The Clery Report is named after Jeanne Clery, who was raped and murdered in her dormitory at Lehigh University in Bethlehem, Penn., in April of 1986.
After Clery’s death, her wealthy family discovered that the crime statistics released by Lehigh University were not reflective of the actual crimes committed.
“There was no requirement at that time to report crimes like the Clery Report today,” Lemmon said. “Universities were cooking their books with crime stats. The motivation was the lower the crime rate, the more parents would want to send their children there.”
Lemmon defined the term “cooking their books” as deceptively skewing crime numbers. For example, before the Clery Report universities could report multiple different burglaries that occurred in the same building as one crime. This allowed the university to have a safer perception than was the reality.

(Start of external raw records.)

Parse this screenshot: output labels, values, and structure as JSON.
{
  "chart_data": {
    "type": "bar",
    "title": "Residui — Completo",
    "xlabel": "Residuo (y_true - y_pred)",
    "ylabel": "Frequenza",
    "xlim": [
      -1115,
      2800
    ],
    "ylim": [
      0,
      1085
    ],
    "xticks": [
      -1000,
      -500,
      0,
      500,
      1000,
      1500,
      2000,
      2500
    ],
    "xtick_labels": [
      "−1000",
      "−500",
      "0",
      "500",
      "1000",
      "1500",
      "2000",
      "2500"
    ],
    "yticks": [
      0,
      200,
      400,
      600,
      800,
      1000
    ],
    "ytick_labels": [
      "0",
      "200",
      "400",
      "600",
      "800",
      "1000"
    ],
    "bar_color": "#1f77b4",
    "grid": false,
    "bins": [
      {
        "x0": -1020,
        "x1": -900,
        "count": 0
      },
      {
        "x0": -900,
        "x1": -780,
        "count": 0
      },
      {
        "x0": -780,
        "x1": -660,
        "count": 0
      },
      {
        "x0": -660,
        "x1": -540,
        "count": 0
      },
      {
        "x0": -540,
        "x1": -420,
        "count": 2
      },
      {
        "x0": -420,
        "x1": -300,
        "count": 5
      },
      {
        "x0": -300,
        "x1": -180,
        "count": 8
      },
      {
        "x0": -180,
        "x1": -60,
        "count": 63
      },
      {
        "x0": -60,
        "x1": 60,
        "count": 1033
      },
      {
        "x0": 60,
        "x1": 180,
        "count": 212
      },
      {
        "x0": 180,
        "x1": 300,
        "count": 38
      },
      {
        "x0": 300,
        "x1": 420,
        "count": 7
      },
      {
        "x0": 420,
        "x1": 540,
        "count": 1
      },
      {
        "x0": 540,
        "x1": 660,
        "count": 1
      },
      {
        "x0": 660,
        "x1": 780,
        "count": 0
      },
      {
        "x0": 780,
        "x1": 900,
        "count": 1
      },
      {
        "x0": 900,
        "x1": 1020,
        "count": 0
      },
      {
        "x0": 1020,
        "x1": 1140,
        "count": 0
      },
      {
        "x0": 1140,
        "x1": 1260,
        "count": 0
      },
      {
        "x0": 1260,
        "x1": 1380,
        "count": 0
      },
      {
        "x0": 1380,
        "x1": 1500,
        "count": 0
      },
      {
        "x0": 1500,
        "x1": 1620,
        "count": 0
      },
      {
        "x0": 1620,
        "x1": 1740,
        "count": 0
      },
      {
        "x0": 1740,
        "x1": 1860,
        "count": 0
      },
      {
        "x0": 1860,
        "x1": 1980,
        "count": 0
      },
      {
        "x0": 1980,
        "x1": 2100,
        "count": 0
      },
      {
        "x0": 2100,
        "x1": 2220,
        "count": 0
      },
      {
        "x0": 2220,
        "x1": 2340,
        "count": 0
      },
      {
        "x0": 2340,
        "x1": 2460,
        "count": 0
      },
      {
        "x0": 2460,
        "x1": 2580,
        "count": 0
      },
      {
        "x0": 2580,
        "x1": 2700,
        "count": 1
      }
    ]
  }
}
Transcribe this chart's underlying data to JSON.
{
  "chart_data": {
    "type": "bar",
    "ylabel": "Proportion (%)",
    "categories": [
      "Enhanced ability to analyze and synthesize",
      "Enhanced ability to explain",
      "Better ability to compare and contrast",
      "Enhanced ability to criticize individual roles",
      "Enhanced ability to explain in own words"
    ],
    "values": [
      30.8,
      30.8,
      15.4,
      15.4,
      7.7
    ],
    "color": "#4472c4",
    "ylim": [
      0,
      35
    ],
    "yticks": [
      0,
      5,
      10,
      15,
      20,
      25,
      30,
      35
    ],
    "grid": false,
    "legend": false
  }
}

The Clery family sued Lehigh University for misrepresentation of crime statistics, which almost caused the university to go out of business. The Clerys used their settlement to pay for lobbying at local and national levels for legislation requiring universities to publicly and accurately record all crime statistics.

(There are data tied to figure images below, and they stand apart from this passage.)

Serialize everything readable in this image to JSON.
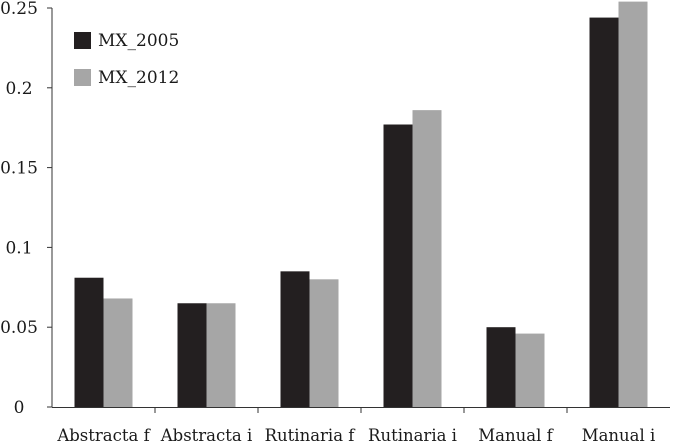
{
  "chart_data": {
    "type": "bar",
    "title": "",
    "xlabel": "",
    "ylabel": "",
    "ylim": [
      0,
      0.25
    ],
    "yticks": [
      "0",
      "0.05",
      "0.1",
      "0.15",
      "0.2",
      "0.25"
    ],
    "ytick_values": [
      0,
      0.05,
      0.1,
      0.15,
      0.2,
      0.25
    ],
    "grid": false,
    "legend_position": "top-left",
    "categories": [
      "Abstracta f",
      "Abstracta i",
      "Rutinaria f",
      "Rutinaria i",
      "Manual f",
      "Manual i"
    ],
    "series": [
      {
        "name": "MX_2005",
        "color": "#231f20",
        "values": [
          0.081,
          0.065,
          0.085,
          0.177,
          0.05,
          0.244
        ]
      },
      {
        "name": "MX_2012",
        "color": "#a6a6a6",
        "values": [
          0.068,
          0.065,
          0.08,
          0.186,
          0.046,
          0.254
        ]
      }
    ]
  }
}
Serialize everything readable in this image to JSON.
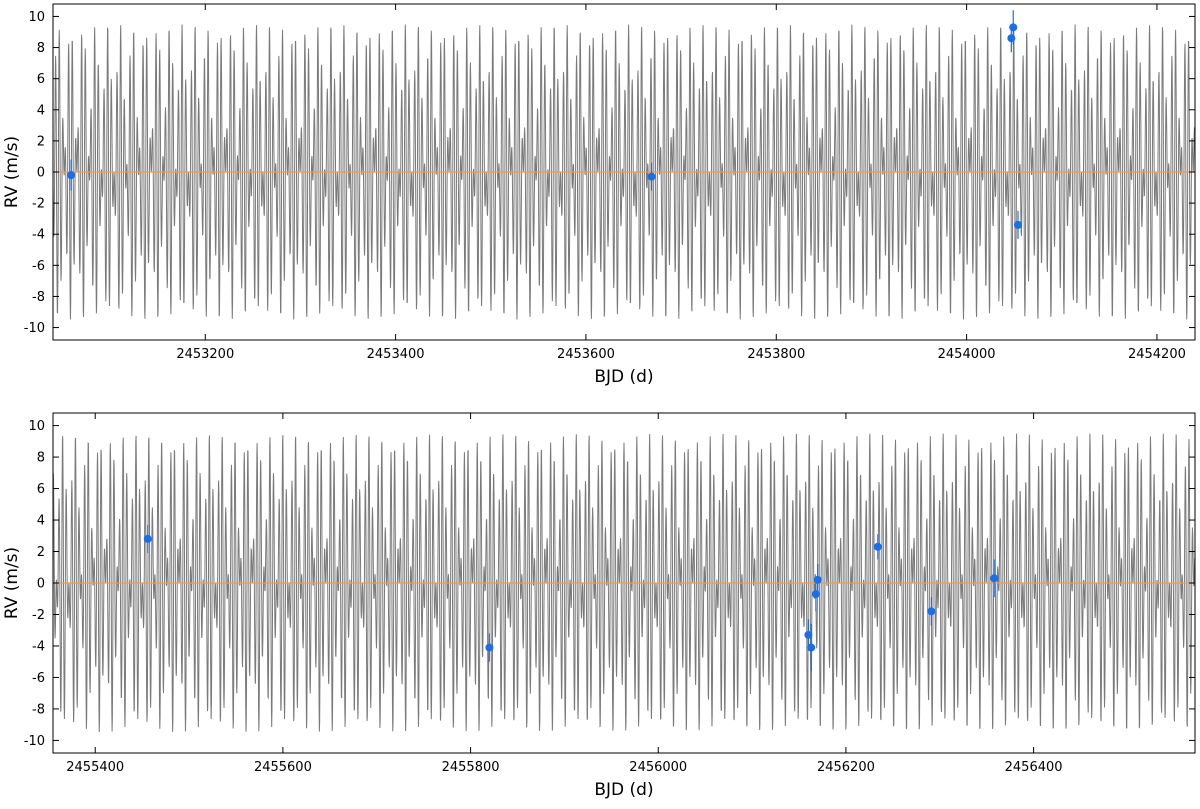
{
  "chart_data": [
    {
      "type": "scatter",
      "title": "",
      "xlabel": "BJD (d)",
      "ylabel": "RV (m/s)",
      "xlim": [
        2453040,
        2454240
      ],
      "ylim": [
        -10.8,
        10.8
      ],
      "xticks": [
        2453200,
        2453400,
        2453600,
        2453800,
        2454000,
        2454200
      ],
      "xtick_labels": [
        "2453200",
        "2453400",
        "2453600",
        "2453800",
        "2454000",
        "2454200"
      ],
      "yticks": [
        -10,
        -8,
        -6,
        -4,
        -2,
        0,
        2,
        4,
        6,
        8,
        10
      ],
      "ytick_labels": [
        "-10",
        "-8",
        "-6",
        "-4",
        "-2",
        "0",
        "2",
        "4",
        "6",
        "8",
        "10"
      ],
      "grid": false,
      "zero_line": 0,
      "model_line": {
        "amplitude": 9.5,
        "periods": [
          3.4,
          4.6
        ],
        "color": "#7a7a7a"
      },
      "colors": {
        "points": "#1a6fe8",
        "zero_line": "#f39a4d",
        "model": "#7a7a7a",
        "axes": "#000000"
      },
      "series": [
        {
          "x": [
            2453059,
            2453669,
            2454047,
            2454049,
            2454054
          ],
          "y": [
            -0.2,
            -0.3,
            8.6,
            9.3,
            -3.4
          ],
          "yerr": [
            1.0,
            0.9,
            0.9,
            1.1,
            0.9
          ]
        }
      ]
    },
    {
      "type": "scatter",
      "title": "",
      "xlabel": "BJD (d)",
      "ylabel": "RV (m/s)",
      "xlim": [
        2455355,
        2456572
      ],
      "ylim": [
        -10.8,
        10.8
      ],
      "xticks": [
        2455400,
        2455600,
        2455800,
        2456000,
        2456200,
        2456400
      ],
      "xtick_labels": [
        "2455400",
        "2455600",
        "2455800",
        "2456000",
        "2456200",
        "2456400"
      ],
      "yticks": [
        -10,
        -8,
        -6,
        -4,
        -2,
        0,
        2,
        4,
        6,
        8,
        10
      ],
      "ytick_labels": [
        "-10",
        "-8",
        "-6",
        "-4",
        "-2",
        "0",
        "2",
        "4",
        "6",
        "8",
        "10"
      ],
      "grid": false,
      "zero_line": 0,
      "model_line": {
        "amplitude": 9.5,
        "periods": [
          3.4,
          4.6
        ],
        "color": "#7a7a7a"
      },
      "colors": {
        "points": "#1a6fe8",
        "zero_line": "#f39a4d",
        "model": "#7a7a7a",
        "axes": "#000000"
      },
      "series": [
        {
          "x": [
            2455456,
            2455820,
            2456160,
            2456163,
            2456168,
            2456170,
            2456234,
            2456291,
            2456358
          ],
          "y": [
            2.8,
            -4.1,
            -3.3,
            -4.1,
            -0.7,
            0.2,
            2.3,
            -1.8,
            0.3
          ],
          "yerr": [
            0.9,
            0.9,
            1.0,
            1.5,
            1.1,
            1.0,
            0.8,
            0.9,
            1.2
          ]
        }
      ]
    }
  ]
}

According to BYU’s official Clery Annual Security report in 1990, “Congress enacted the Crime Awareness and Campus Security Act which requires all postsecondary institutions participating in the Title IV student financial aid program to disclose campus crime statistics.”
Lemmon, who is in charge of compiling and producing the report for BYU, explained how this law has changed the way universities across the nation handle the protection of their students.
“It’s sad but unless the government mandates it, it doesn’t get done,” Lemmon said. “The Clery Report and other parts of the law have mandated universities to have emergency notification systems and evacuation plans. It has helped make institutions more accountable.”
William Morris, a former Provo resident who now attends Louisiana State University, finds the Clery Report helpful.
“I look at the report every year to see what is happening at my university and where the safest parts are,” Morris said. “It helps me stay informed about what is going on. It helped me determined where I should live.”
Despite the improvement in safety and crime reporting ushered in by the Clery Report, there are many detractors who claim that the report is too complicated and time-consuming.
“Every couple of years they (Congress) add some more requirements to it,” Lemmon said. “It has developed to the point where the report needs daily attention.”
For example, Lemmon explained the complicated new geography mandates that require universities to acquire crime statistics for areas outside of campus boundaries.
“They now require for you to acquire crime statistics for public property immediately adjacent to the institution’s property,” Lemmon said. “The public property ‘immediately adjacent’ is defined from the sidewalk nearest to campus and all the streets or property until the next closest sidewalk. No police department keeps specific crime statistics like this. It’s basically impossible to acquire.”
Although producing the report has been time-consuming, Lemmon doesn’t have any issue with the deliberate gathering of information now required by the Clery Report, but rather said it is valuable.
“I am hard-pressed to find anything in this report that is a waste of time,” Lemmon said. “Bad police work means bad case law. If you can help just one person, then everything we have to do is worth it.”